La littérature comme relais et passage de témoin : l’image n’est pas neuve, mais, en donnant ici une forme concrète à la rencontre, elle indique que la sortie de l’anonymat n’est pas un choix, mais un fait social. Si la narratrice ressent une sororité avec ces femmes, c’est parce que leur action commune fait partie de ces gestes qui lui ont permis, à elle, plus d’un siècle plus tard, de devenir écrivaine. Elle le raconte dans d’autres de ses livres parus dans la collection « Fiction & Cie » du Seuil, Primo ou Ceux qui reviennent (2005 et 2014) : la famille italienne comme la mercerie-bonneterie de ses grands-parents hantent aussi ce roman-ci.

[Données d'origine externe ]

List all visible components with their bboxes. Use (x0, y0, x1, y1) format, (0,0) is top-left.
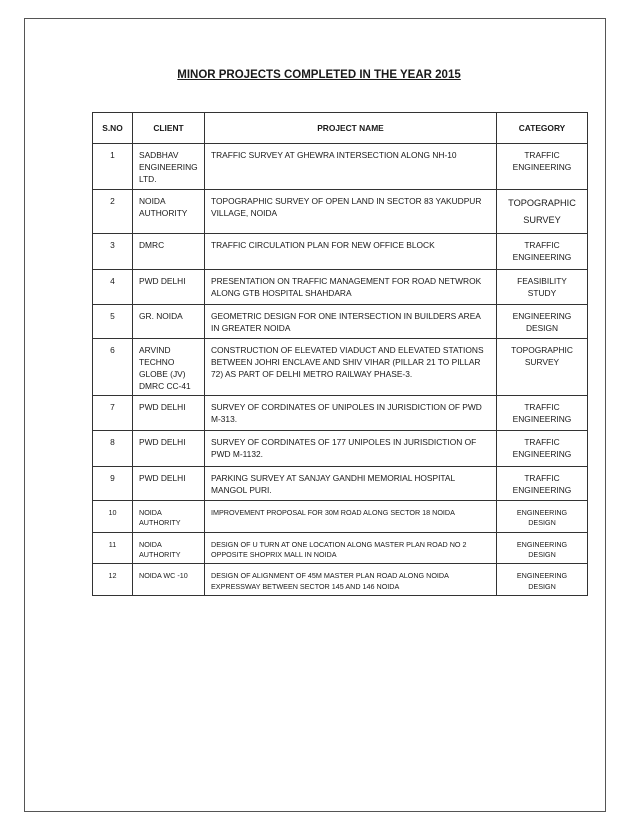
cell-project: DESIGN OF U TURN AT ONE LOCATION ALONG MASTER PLAN ROAD NO 2 OPPOSITE SHOPRIX MALL IN NOIDA (205, 532, 497, 564)
cell-category: TRAFFIC ENGINEERING (497, 396, 588, 431)
cell-sno: 11 (93, 532, 133, 564)
table-row (93, 564, 588, 596)
cell-client: PWD DELHI (133, 431, 205, 467)
header-category: CATEGORY (497, 113, 588, 144)
cell-category: TRAFFIC ENGINEERING (497, 144, 588, 190)
cell-client: NOIDA AUTHORITY (133, 189, 205, 233)
cell-sno: 8 (93, 431, 133, 467)
cell-client: GR. NOIDA (133, 304, 205, 338)
cell-category: ENGINEERING DESIGN (497, 564, 588, 596)
cell-category: TRAFFIC ENGINEERING (497, 431, 588, 467)
table-row (93, 269, 588, 304)
table-row (93, 431, 588, 467)
cell-project: DESIGN OF ALIGNMENT OF 45M MASTER PLAN ROAD ALONG NOIDA EXPRESSWAY BETWEEN SECTOR 145 AND 146 NOIDA (205, 564, 497, 596)
cell-project: GEOMETRIC DESIGN FOR ONE INTERSECTION IN BUILDERS AREA IN GREATER NOIDA (205, 304, 497, 338)
cell-sno: 6 (93, 338, 133, 396)
cell-project: TRAFFIC CIRCULATION PLAN FOR NEW OFFICE BLOCK (205, 233, 497, 269)
cell-client: SADBHAV ENGINEERING LTD. (133, 144, 205, 190)
cell-client: NOIDA WC -10 (133, 564, 205, 596)
header-sno: S.NO (93, 113, 133, 144)
cell-project: SURVEY OF CORDINATES OF 177 UNIPOLES IN JURISDICTION OF PWD M-1132. (205, 431, 497, 467)
table-header-row (93, 113, 588, 144)
table-row (93, 233, 588, 269)
cell-category: ENGINEERING DESIGN (497, 500, 588, 532)
cell-project: IMPROVEMENT PROPOSAL FOR 30M ROAD ALONG SECTOR 18 NOIDA (205, 500, 497, 532)
cell-category: ENGINEERING DESIGN (497, 532, 588, 564)
cell-project: SURVEY OF CORDINATES OF UNIPOLES IN JURISDICTION OF PWD M-313. (205, 396, 497, 431)
cell-category: TOPOGRAPHIC SURVEY (497, 338, 588, 396)
table-row (93, 338, 588, 396)
cell-client: PWD DELHI (133, 467, 205, 500)
table-row (93, 467, 588, 500)
cell-sno: 4 (93, 269, 133, 304)
cell-client: ARVIND TECHNO GLOBE (JV) DMRC CC-41 (133, 338, 205, 396)
cell-project: TRAFFIC SURVEY AT GHEWRA INTERSECTION ALONG NH-10 (205, 144, 497, 190)
cell-project: CONSTRUCTION OF ELEVATED VIADUCT AND ELEVATED STATIONS BETWEEN JOHRI ENCLAVE AND SHIV VIHAR (PILLAR 21 TO PILLAR 72) AS PART OF DELHI METRO RAILWAY PHASE-3. (205, 338, 497, 396)
cell-project: PRESENTATION ON TRAFFIC MANAGEMENT FOR ROAD NETWROK ALONG GTB HOSPITAL SHAHDARA (205, 269, 497, 304)
cell-category: ENGINEERING DESIGN (497, 304, 588, 338)
cell-project: PARKING SURVEY AT SANJAY GANDHI MEMORIAL HOSPITAL MANGOL PURI. (205, 467, 497, 500)
cell-client: NOIDA AUTHORITY (133, 532, 205, 564)
cell-category: TRAFFIC ENGINEERING (497, 467, 588, 500)
projects-table (92, 112, 588, 596)
table-row (93, 532, 588, 564)
table-row (93, 304, 588, 338)
cell-sno: 1 (93, 144, 133, 190)
cell-category: TOPOGRAPHIC SURVEY (497, 189, 588, 233)
table-row (93, 189, 588, 233)
cell-client: DMRC (133, 233, 205, 269)
header-project-name: PROJECT NAME (205, 113, 497, 144)
cell-client: PWD DELHI (133, 396, 205, 431)
cell-category: FEASIBILITY STUDY (497, 269, 588, 304)
cell-client: NOIDA AUTHORITY (133, 500, 205, 532)
cell-sno: 5 (93, 304, 133, 338)
cell-sno: 9 (93, 467, 133, 500)
cell-project: TOPOGRAPHIC SURVEY OF OPEN LAND IN SECTOR 83 YAKUDPUR VILLAGE, NOIDA (205, 189, 497, 233)
header-client: CLIENT (133, 113, 205, 144)
table-row (93, 396, 588, 431)
cell-client: PWD DELHI (133, 269, 205, 304)
cell-sno: 10 (93, 500, 133, 532)
cell-sno: 7 (93, 396, 133, 431)
page-title: MINOR PROJECTS COMPLETED IN THE YEAR 2015 (177, 69, 461, 81)
cell-category: TRAFFIC ENGINEERING (497, 233, 588, 269)
cell-sno: 2 (93, 189, 133, 233)
table-row (93, 144, 588, 190)
table-row (93, 500, 588, 532)
cell-sno: 3 (93, 233, 133, 269)
cell-sno: 12 (93, 564, 133, 596)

Les historiens qui entreprennent depuis longtemps de faire l’histoire des invisibles ou des oubliés de l’histoire font-ils autre chose ? Carlo Ginzburg avec Menocchio (Le Fromage et les Vers, Aubier, 1980), Alain Corbin avec Pinagot (Le Monde retrouvé de Louis-François Pinagot, Flammarion, 1998), ou plus récemment Christian Jouhaud avec Marie Du Bois (Le Siècle de Marie Du Bois, Seuil, 2022), font revivre des inconnus, inscrivent leur nom dans des livres et, en plus, ils attestent leur existence. La littérature est sans preuves, ce qui sur ce point peut la fragiliser et explique que beaucoup de gens préfèrent lire des biographies ou des livres d’histoire. Mais ce qui la rend forte reste ce lien émotif conduit jusqu’à nous : écrire « avec » et non « sur », s’indigner et rire avec les mortes.